This is the final part of a 3-part series. Read Part 1: Christmas Past and Part 2: Christmas Present.
This year has been hard on us all. No one could have predicted the anxiety, disappointment, and uncertainty that seem to permeate 2020. Because of the struggle that this year has been, it would be easy to lean into fear, despair, and hopelessness during the holiday season. Furthermore, it is all too easy for us to fall prey to the hustle and bustle that distracts us from resting each Christmas. However, Christians are called to rest in the peace of Christ and not despair like those who have no hope (1 Thess. 4:13-18). Christmas is the perfect time to re-center ourselves on biblical truth and learn to rest.
The night before Christ was crucified, He reassured his disciples, “In the world you will have tribulation. But take heart; I have overcome the world” (John 16:33). In other words, we should not be surprised or discouraged by the trials we have and will face in this year and the next. None of us could have predicted the events of 2020, and no one can predict what 2021 has in store. However, we can have confidence that God knows what the future holds, is still on the throne, and forever in control (Ps. 45:6, Lam. 5:19).
This season of Advent and Christmas is an opportunity to remind ourselves of God’s promises and rest in the knowledge that He who promised is faithful (Heb. 10:23). Though the seasons may change, our God never changes (Heb. 13:8). Although Christmas is primarily a celebration of the fulfillment of God’s promises in Christ’s first coming, it is also a time to renew our hope in His promised second coming. As the Nicene Creed states: “He [Christ] shall come again in glory to judge the living and the dead; and His kingdom shall have no end.” Difficult years like this one serve as reminders that this world is temporary and not our ultimate home; we are called to look forward and await the second coming of Christ and the restoration of all things (Heb. 13:14).
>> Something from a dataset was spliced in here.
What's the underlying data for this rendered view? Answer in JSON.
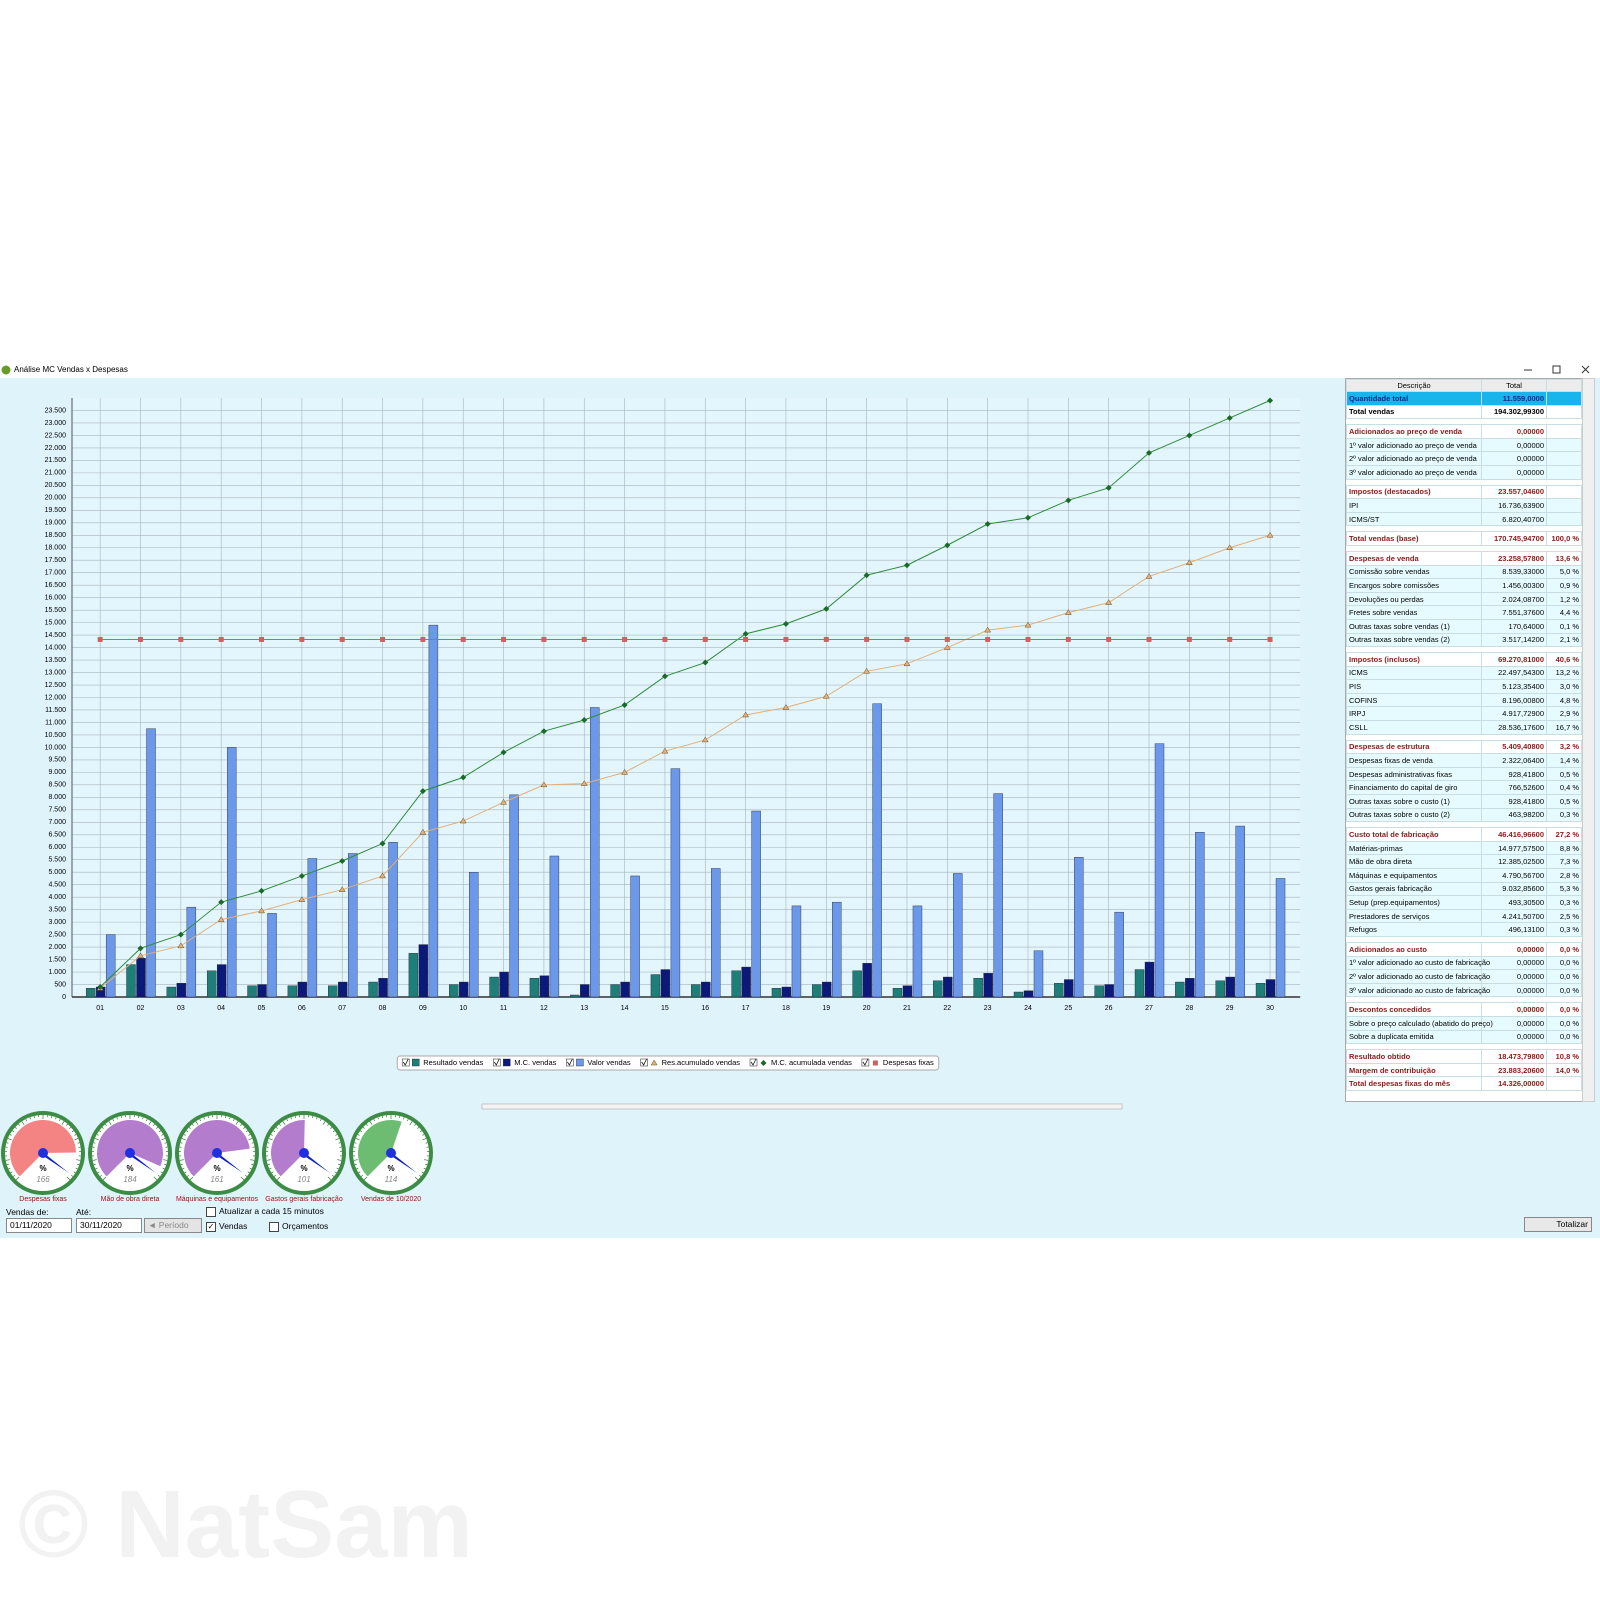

This Christmas, our souls can find rest in the hope of His second coming.
Rest is something with which many of us struggle. We want to rest but cannot seem to find the time to feel rested. As my dad reminds me, we often think that rest’s opposite is work, but the opposite of rest is actually restlessness. The Christmas season can often feel like a restless and busy time rather than a restful and peaceful time. We can counteract the restless feeling by pausing to reflect on Christ’s first coming, His presence with us, and the hope of His second coming when all will be restored and made new. As Augustine famously said, “You have made us for yourself, O Lord, and our hearts are restless until they find their rest in you.”
Each Christmas season is an opportunity to intentionally practice resting. We wait and pray for Christ’s second coming, His kingdom on earth as it is in heaven, and we do so with hope and patience. We must endure hardship and opposition for the hope set before us (Heb. 12). The Jews waited for hundreds of years for the messiah to appear and save them from their oppression. But the way Christ chose to come surprised many of them. He came not as a political conqueror but as a humble child, on a donkey, and a suffering servant to save His people from their sins (Is. 52:13-53:12). In His second coming, Christ will come as the righteous judge, on a white horse, and as the King of kings (Rev. 19:11-16).
When we gather together this Christmas and sing carols about peace, joy, and rest, may we begin to implement these themes into a way of life and not just a season of life. The words of “Silent Night,” “Joy to the World,” and “God Rest Ye Merry Gentlemen” all teach us these themes. Consider the words of one of these carols: “God rest ye merry, gentlemen, let nothing you dismay. Remember Christ our Savior was born on Christmas Day. To save us all from Satan’s pow’r when we were gone astray. Oh, tidings of comfort and joy, comfort and joy. Oh, tidings of comfort and joy!” As you celebrate Christmas with those you love, remember to rest in the hope of these words.
When you feel restless, remember the admonition of the writer of Hebrews, “So then, there remains a Sabbath rest of the people of God, for whoever has entered God’s rest has also rested from his works as God did from His. Let us therefore strive to enter that rest, so that no one may fall by the same sort of disobedience” (Heb. 4:9-11). Remember that true rest is found in Christ and our eternal home with Him in the new heavens and earth at His second coming.
While we are here on earth waiting for Christ to return, may we celebrate Christmas with hope and peace. Psalm 4:8 says, “In peace I will lie down and sleep, for you alone, LORD, make me dwell in safety.” Do not be afraid, for God has promised good news of great joy (Lk. 2:10-11); not only has the Savior of the world come, but as Christians have confessed in the words of the Nicene Creed ever since A.D. 325: “We look forward to the resurrection of the dead, and to life in the world to come. Amen.”